The cardio-renal benefits for those in the original empagliflozin group were maintained in the post-trial analysis irrespective of diabetes status, although it was notable that the benefits were most apparent in the first 6-12 months - the authors concluding that ‘the maximization of cardiorenal clinical benefits of SGLT2 inhibitors in chronic kidney disease requires long-term treatment’. The post-trial analysis also showed important improvements in key secondary outcomes for empagliflozin, notably reductions in end stage kidney disease (i.e. needing dialysis or renal transplant). In absolute terms empagliflozin reduced the numbers progressing to end stage kidney disease by 25 per 1000 patients, giving an NNT of 40. Given the substantial burdens and costs to both individuals and the health care system of dialysis or renal transplant, these are significant findings. 

These results consolidate the importance of SGLT2 inhibitors in the management of CKD. As discussed in the associated editorial ‘Despite the compelling benefit seen for SGLT2 inhibitors, prescription rates remain suboptimal’ and the latest results from the EMPA-KIDNEY follow up trial should encourage us to ‘bridge the implementation gap for SGLT2 inhibitor initiation and continuation in virtually all patients with chronic kidney disease who are at risk for progression’. One important caveat to note is that the trial participants were relatively young (median age ~63 years old), so whether these benefits are applicable to our older, frailer population remains to be seen, especially as they are more at risk of side effects from SGLT2 inhibitors, notably hypovolaemia, hypotension and falls. 

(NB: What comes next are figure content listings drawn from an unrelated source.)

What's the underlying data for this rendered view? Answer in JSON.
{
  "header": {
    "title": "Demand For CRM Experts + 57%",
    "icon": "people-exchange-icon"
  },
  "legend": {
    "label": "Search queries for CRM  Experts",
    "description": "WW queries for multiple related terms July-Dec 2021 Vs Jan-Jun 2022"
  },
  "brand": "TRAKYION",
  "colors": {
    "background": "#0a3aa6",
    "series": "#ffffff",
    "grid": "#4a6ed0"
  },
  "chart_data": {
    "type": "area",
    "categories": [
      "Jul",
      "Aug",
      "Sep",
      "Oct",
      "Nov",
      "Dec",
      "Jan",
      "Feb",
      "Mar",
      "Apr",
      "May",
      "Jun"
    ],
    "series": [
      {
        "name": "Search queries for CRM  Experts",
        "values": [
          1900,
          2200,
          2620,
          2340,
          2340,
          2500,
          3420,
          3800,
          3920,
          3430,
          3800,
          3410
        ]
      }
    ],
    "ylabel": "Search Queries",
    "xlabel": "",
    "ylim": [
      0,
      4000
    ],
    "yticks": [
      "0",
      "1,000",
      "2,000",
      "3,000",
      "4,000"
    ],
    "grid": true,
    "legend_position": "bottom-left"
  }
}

We go back to Ruth. Her eGFR is relatively stable at 42, normal ACR, but with her known IHD she is at high risk for future cardio-renal deterioration. She is already on maximal CVD secondary prevention with 10mg ramipril and 80mg atorvastatin. She is a relatively fit 70 year old and would benefit from empagliflozin, as recommended by NICE. Time to move from ‘screen’ to ‘intervene’ for her CKD.